The movie "Contact" has an interesting description of how the aliens make contact with Earth. They have pulses in groups to get our attention. The number of pulses in each group is prime so we can see that it is unusual and worth devoting our attention to. Then they send back a plan for how to make a wormhole machine encoded as television signal along with the original television signal that they received. In the movie, the aliens have the advantage of having the television signal to use to know what representation. This got me thinking. How would I do it, without that advantage?

We don't know in advance how different the aliens would be from us. We would want to make as few assumptions as possible. Using prime numbers to get attention would be a good start. It would be clearly distinguishable from natural phenomena. But after that, it gets tricky.

I would use a ternary encoding. There would be a 0, 1, and pause. This would allow use to have separate binary sequences (like in morse code). Within this binary sequence, I would have Iota programs with 1 as * and 0 as i. The pause would indicate the end of the language. The 1s act as parentheses in indicating groupings. Thus, if there was a transmission error (quite likely at that range), it could easily be detected by that the parentheses would likely be unbalanced. This would also make it appear to have more structure than random noise. The language is one of the simplest languages. It has no extra operations. It doesn't even have the concept of numbers built in, however it is sophisticated enough that numbers can be described. In this sense, it has minimal axioms and thus should be easiest to describe without common ground.

To explain Iota to the aliens, many examples would be given. It would start with several examples of the K function. The K function has the property that Kxy→x. That is, it eats its second argument and returns its first. Then it would give examples of increasingly more complex functions.
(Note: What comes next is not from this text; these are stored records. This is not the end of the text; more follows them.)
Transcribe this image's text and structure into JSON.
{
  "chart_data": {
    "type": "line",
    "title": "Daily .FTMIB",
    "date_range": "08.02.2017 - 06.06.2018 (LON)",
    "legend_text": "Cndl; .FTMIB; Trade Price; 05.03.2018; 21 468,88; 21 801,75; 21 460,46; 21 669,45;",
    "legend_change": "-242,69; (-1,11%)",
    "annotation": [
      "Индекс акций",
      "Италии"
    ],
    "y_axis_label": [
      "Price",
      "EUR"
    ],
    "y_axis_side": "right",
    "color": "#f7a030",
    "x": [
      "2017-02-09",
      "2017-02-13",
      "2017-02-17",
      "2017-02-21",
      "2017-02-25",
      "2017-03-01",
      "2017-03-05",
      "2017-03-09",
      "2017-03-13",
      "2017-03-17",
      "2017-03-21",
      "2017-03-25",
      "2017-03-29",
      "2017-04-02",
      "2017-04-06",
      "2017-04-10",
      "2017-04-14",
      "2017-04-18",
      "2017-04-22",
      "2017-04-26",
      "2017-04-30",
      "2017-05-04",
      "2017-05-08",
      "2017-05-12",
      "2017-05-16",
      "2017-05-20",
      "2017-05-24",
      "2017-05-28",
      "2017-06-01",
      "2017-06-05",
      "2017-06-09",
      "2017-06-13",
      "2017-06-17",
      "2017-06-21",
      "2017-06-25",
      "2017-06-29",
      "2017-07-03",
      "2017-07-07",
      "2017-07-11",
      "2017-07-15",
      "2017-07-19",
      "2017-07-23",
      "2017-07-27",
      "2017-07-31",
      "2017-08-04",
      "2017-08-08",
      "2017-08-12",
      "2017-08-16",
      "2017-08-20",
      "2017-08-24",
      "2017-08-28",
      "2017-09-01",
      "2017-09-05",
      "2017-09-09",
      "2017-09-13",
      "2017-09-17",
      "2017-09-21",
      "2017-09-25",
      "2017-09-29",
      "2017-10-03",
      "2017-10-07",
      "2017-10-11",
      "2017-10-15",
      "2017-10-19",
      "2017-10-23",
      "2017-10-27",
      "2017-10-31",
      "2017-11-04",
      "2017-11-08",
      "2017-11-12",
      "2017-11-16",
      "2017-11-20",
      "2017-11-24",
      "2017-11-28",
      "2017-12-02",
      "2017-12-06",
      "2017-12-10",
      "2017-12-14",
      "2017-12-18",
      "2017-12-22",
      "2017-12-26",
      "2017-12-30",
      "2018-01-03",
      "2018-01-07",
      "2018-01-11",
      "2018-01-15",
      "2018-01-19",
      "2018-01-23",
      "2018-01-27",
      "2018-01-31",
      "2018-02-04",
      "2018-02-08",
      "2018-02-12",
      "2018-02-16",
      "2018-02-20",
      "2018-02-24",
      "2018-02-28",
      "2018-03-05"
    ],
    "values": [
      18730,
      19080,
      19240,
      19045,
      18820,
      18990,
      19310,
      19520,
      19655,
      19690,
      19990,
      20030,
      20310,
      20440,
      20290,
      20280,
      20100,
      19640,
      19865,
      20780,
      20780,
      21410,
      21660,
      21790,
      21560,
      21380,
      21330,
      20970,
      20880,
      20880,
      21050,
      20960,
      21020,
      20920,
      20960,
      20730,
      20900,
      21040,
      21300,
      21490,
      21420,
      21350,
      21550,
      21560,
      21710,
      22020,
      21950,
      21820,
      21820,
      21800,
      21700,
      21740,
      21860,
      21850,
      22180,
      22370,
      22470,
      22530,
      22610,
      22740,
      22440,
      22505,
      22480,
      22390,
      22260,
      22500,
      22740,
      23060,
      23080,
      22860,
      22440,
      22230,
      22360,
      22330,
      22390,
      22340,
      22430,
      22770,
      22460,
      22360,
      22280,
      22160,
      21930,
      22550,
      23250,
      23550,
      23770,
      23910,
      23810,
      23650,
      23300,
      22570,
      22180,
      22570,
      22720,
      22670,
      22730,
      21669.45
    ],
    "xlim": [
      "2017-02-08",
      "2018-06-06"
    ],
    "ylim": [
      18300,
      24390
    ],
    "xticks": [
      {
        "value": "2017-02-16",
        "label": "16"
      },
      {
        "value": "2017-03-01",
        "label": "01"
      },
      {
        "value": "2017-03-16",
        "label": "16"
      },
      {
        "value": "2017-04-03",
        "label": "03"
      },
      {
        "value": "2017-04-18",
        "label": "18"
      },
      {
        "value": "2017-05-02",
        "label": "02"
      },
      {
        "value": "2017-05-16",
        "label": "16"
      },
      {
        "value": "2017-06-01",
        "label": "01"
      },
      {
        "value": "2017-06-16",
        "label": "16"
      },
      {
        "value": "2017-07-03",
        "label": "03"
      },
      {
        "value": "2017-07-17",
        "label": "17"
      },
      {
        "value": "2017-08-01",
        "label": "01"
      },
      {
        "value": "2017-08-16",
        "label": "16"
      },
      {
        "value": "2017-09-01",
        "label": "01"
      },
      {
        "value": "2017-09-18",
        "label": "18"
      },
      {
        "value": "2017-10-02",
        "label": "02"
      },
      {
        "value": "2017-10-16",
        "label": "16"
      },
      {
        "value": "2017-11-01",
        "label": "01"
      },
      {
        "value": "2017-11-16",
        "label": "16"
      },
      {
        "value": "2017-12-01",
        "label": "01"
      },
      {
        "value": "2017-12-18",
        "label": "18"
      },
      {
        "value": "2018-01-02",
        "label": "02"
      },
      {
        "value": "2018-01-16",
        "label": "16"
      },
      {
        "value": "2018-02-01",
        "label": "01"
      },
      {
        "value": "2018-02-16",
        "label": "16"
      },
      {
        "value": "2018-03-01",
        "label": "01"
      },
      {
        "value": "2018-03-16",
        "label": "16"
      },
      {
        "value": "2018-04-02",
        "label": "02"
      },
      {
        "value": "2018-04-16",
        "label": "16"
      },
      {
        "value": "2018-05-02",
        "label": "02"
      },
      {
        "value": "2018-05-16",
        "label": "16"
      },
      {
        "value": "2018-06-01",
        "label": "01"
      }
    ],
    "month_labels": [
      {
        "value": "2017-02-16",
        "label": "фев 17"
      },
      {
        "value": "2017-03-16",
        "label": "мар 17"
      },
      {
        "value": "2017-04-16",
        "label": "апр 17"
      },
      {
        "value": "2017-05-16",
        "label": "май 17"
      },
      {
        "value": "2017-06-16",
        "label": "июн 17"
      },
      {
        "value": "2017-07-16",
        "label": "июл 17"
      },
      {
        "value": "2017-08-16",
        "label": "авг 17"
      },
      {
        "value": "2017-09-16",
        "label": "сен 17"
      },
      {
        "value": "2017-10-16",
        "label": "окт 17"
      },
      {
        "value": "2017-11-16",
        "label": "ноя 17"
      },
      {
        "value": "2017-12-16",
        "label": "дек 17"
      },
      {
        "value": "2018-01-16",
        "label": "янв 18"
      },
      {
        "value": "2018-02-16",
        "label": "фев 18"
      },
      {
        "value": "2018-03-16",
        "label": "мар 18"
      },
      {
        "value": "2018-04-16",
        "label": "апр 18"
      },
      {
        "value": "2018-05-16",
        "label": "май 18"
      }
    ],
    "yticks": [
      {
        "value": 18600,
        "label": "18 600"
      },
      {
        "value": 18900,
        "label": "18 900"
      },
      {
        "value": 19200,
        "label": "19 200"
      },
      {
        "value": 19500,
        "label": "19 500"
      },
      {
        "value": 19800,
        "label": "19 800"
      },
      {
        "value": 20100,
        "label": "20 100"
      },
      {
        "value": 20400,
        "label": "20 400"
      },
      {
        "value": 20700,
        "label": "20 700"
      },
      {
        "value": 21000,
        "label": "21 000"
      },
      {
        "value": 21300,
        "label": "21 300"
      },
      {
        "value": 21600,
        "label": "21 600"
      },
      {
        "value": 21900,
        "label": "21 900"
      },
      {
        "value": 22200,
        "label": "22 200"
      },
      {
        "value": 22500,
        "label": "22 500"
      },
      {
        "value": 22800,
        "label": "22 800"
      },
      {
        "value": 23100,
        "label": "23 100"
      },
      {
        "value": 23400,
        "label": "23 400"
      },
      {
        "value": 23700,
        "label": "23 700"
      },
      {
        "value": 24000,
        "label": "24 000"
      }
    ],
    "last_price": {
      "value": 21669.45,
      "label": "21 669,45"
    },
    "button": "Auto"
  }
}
Each one would be evaluated step-by-step separated by small gaps. In between examples would be longer gaps. This should give them enough information to work out the rules for the language and to run its programs themselves. We could end this section with more fun sorts of programs like a program that returns a list of prime numbers, a quine, and an Iota interpreter. That gives us a starting ground from which we can describe mathematical concepts.

Of course, Iota is not practical for describing bigger, more complicated programs because of how it is exponentially longer than the length of the expression being encoded by more conventional means. Thus, it would be useful to describe a better encoding. After the Iota part, there would be a long pause. After that, we could give an interpreter for a more practical language, such as a minimal version of Scheme. Common functions and macros could be defined after the interpreter is given. After that, there would be some programs for it followed by their step-by-step evaluations.

After that, we could have programs to attempt to improve the quality of the transmission. For example, instead of having a raw bit stream, we could give reference implementations of compression (bzip2), error correcting codes (Solomon-Reed codes), and hashes (SHA-512). Each one could be followed by a more practical implementation and examples. This way, the transmission could from then on be more reliably received and it would be known if the received signal was intact or not.

All of these steps would provide a basis on which to communicate as well as a way to describe the protocols so communication can be efficient and reliable.